The black-crested antshrike has a disjunct distribution. The subspecies are found thus:

- S. c. pulchellus: Caribbean slope of northern Colombia from Chocó Department northeast into extreme northwestern Venezuela
- S. c. intermedius: eastern Colombia from Arauca to Vichada departments east through much of Venezuela and into the upper Branco River basin in northern Brazil
- S. c. fumosus: southern Amazonas state in southwestern Venezuela
- S. c. trinitatis: from Anzoátegui in northeastern Venezuela east into Guyana and also on Trinidad
- S. c. canadensis: Suriname and coastal French Guiana
- S. c. loretoyacuensis: extreme southeastern Colombia and along the Negro, lower Branco, and upper Amazon rivers in northwestern Brazil, and separately along the upper Amazon and lower Marañón and Ucayali rivers in northeastern Peru

The provenance of a specimen noted as being collected in southern Pará, Brazil, is disputed as there are no other records of the species that far south and east of the upper Amazon.

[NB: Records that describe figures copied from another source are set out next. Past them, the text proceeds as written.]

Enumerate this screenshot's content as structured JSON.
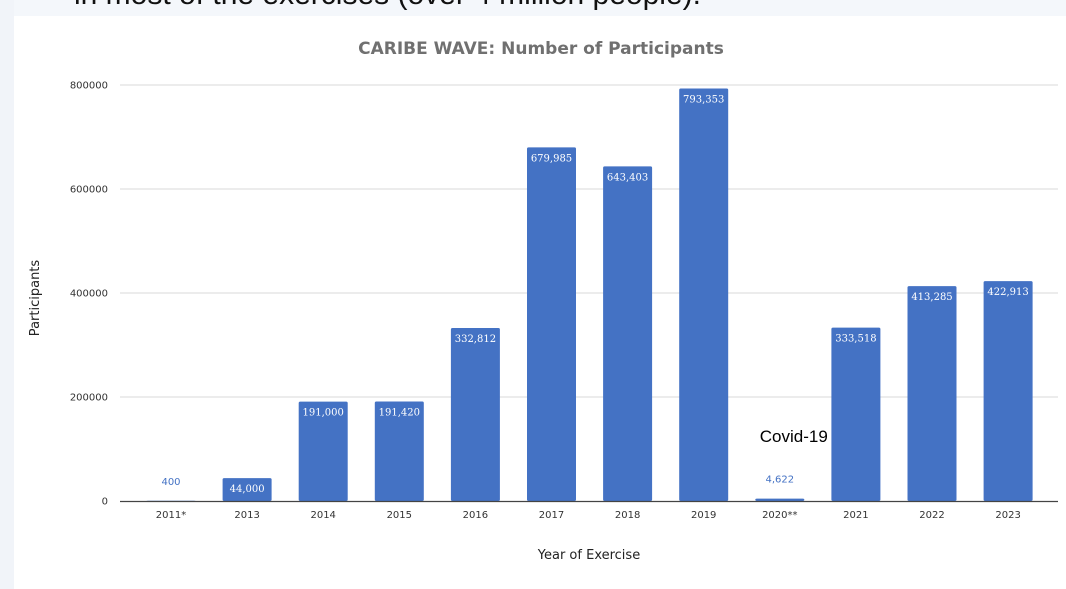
{
  "page": {
    "clipped_heading": "in most of the exercises (over 4 million people)."
  },
  "chart_data": {
    "type": "bar",
    "title": "CARIBE WAVE: Number of Participants",
    "xlabel": "Year of Exercise",
    "ylabel": "Participants",
    "categories": [
      "2011*",
      "2013",
      "2014",
      "2015",
      "2016",
      "2017",
      "2018",
      "2019",
      "2020**",
      "2021",
      "2022",
      "2023"
    ],
    "values": [
      400,
      44000,
      191000,
      191420,
      332812,
      679985,
      643403,
      793353,
      4622,
      333518,
      413285,
      422913
    ],
    "data_labels": [
      "400",
      "44,000",
      "191,000",
      "191,420",
      "332,812",
      "679,985",
      "643,403",
      "793,353",
      "4,622",
      "333,518",
      "413,285",
      "422,913"
    ],
    "ylim": [
      0,
      800000
    ],
    "yticks": [
      0,
      200000,
      400000,
      600000,
      800000
    ],
    "ytick_labels": [
      "0",
      "200000",
      "400000",
      "600000",
      "800000"
    ],
    "grid": true,
    "legend": "none",
    "bar_color": "#4472c4",
    "annotations": [
      {
        "text": "Covid-19",
        "category": "2020**",
        "y": 125000
      }
    ]
  }
}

The "streak-fronted" pulchellus subspecies of the black-crested antshrike inhabits deciduous and savanna woodlands, gallery forest, and bushy areas in semi-arid regions. The other subspecies are found in those same habitats and also in the edges of igapó and várzea forest. It also occurs locally in mangroves and dune scrub near the Caribbean coast. All of the subspecies occur mostly in the understorey and mid-storey of the forest and also can be found in gardens and city parks. In elevation the species occurs as high as 900 m but only reaches 400 m in Colombia and 700 m in Venezuela.

==Behavior==
===Movement===

The black-crested antshrike is presumed to be a year-round resident throughout its range.

===Feeding===

The black-crested antshrike feeds on a wide variety of insects and other arthropods and also includes small lizards and fruit in its diet. It forages singly or in pairs and sometimes joins mixed-species feeding flocks, and typically feeds from the ground up to about 15 m above it. It hops through dense vegetation, gleaning prey from leaves, stems, vines, and branches by reaching and sometimes making short upward jumps from a perch. It has been observed dropping to the ground to capture prey.

===Breeding===

The black-crested antshrike's breeding season varies geographically. In much of Colombia and Venezuela it spans from June to September, in Guyana March to May, in French Guyana December to July, on Trinidad May to July, and in Suriname at any time of year. The breeding season is undefined in Brazil and Peru. Its nest is a cup woven variously from grass and other plant and fungal fibers, and typically suspended in a branch fork. The usual clutch is two eggs. In Suriname one study noted an incubation period of 14 days. Both sexes brood and feed nestlings during the day; only the female broods them at night. The incubation period elsewhere, the time to fledging, and other details of parental care are not known.

===Vocalization===

The primary song of most black-crested anshrike subspecies is "a series of c. 10–15 notes, initially flat with complaining quality, then rising in pitch while accelerating rapidly". That of S. c. pulchellus is similar "but overall slower-paced and lower-pitched, while final 2–3 snarling notes drop further in pitch". Calls apparently do not vary across the species' range. They include "a complex downslurred note that sounds as if squeezed out", "abrupt 'chup' notes repeated often", and a "rattle call introduced by a long clear note".

==Status==

The IUCN follows HBW taxonomy and so has separately assessed the "streak-fronted" and "black-crested" antshrikes. Both are of Least Concern and both have unknown population sizes that are believed to be decreasing. No immediate threats to either have been identified. The species is considered common throughout its range. Its non-specialized habitat requirements somewhat protect it from potential threats. "Some local populations, particularly those restricted to dry forest, may, however, prove more sensitive."